Besides helping reduce the flow of food waste to landfills, mid- scale vermicomposting provides schools with unique study opportunities. An introduction to small business practices arises as staff and students conduct worm workshops and sell both worms and vermicompost to the workshops, and sell both worms and vermicompost to the community. Students also experience mathematical concepts and scientific methods close-hand: measurement, ratio and proportion, area, temperature, observing, predicting, testing, comparing, and contrasting. There is not a better vehicle than a worm bin for the study of a healthy ecosystem.

A vermicomposting bin is an alive and extremely complicated system. Interdependence, flexibility, diversity, cooperation, and sustainability are all represented in a vermicomposting bin. The inhabitants are so interrelated that to study the system in separate parts is impossible. Worm bins are not just collections of plants, animals, and bacteria. Worm bins are communities involved in complex relationships.
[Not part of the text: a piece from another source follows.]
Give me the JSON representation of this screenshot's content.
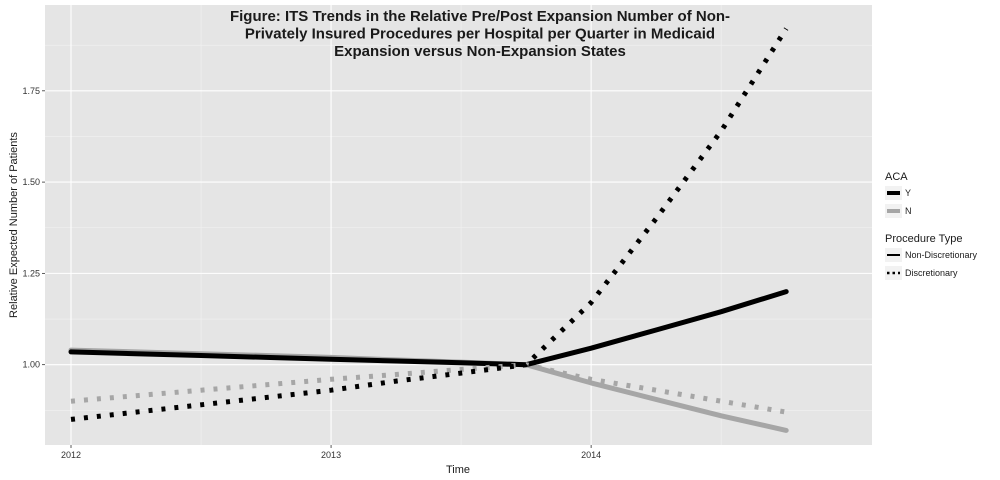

Within the walls of a worm bin, millions of creatures are dependent on one another for survival, while others are content to share a desired environment or food source. So, to understand the dynamics of worm bins, we must first look to, and understand, relationships.

Our combined vermicomposting/organic-gardening program is successful because it is systemic. In life, we can find many types of systems — health systems, educational systems, transportation systems, and so on. Each system is dependent on its many parts which must be organized and integrated if the system is to survive and flourish. Systems thinking, or systems engineering, focuses more on coordination of the total system rather than on its individual parts. Systemic programs are methodical, ordered and comprehensive.

Vermicomposting is cyclical in nature. The school, a system itself, is in many ways very much like an ecosystem. Energy and matter move through the school community and, like a healthy ecosystem, many substances are recycled. The understanding of connectedness in this process is invaluable, realizing that we do not make decisions in isolation and that our every action has an equal or greater reaction. Actions of each person directly involved in the cycle guarantee the success of our vermicomposting project which does not depend on special circumstances. It is very simply managed by children with the aid of adults. Vermicomposting has become a part of daily life in our school cycle.

Implementing a successful mid-scale vermicomposting program at your site begins with a shifting of old paradigms, and with the vision and willingness to make a difference in your community and in the world. Always involve as many people in the initial process as you can. Involvement by others will achieve more "buy-in" and a greater long-term success rate for your program.

Checklist for Successful Mid-Scale Vermicomposting

  1. Conduct a waste audit. Parents, community members or a group of students can do this.
  2. Get funding. Pacific Gas and Electric gives mini-grants for projects that reduce waste generated on site. The American Association of Nurserymen gives grants to schools. The National Gardening Association in Burlington, Vermont, also gives small grants to schools.
  3. Involve all staff from the very beginning of the project. Start with students and staff meeting together to develop a plan. Keep one another informed every step of the way.
  4. Purchase the materials and have students assemble bins with staff or volunteers.
  5. Start small. Start where you can and build up the program as you go. Don't wait.
  6. Set up a schedule for waste flow. Provide clipboards for each bin.
  7. Monitor and record the daily health of the bins.
  8. Have students report their project to the school board. Invite local news personnel to the school. Have students conduct workshops on vermicomposting for the community.
  9. Use the castings to grow vegetables in the school garden or to nourish plants that beautify the school grounds.
  10. Know you are making a difference one step at a time.

Excerpted from Binet Payne, The Worm Café: Mid-Scale Vermicomposting of Lunchroom Waste — A Manual for Schools, Small Businesses, and Community Groups (Kalamazoo, MI: The Flower Press, 1999).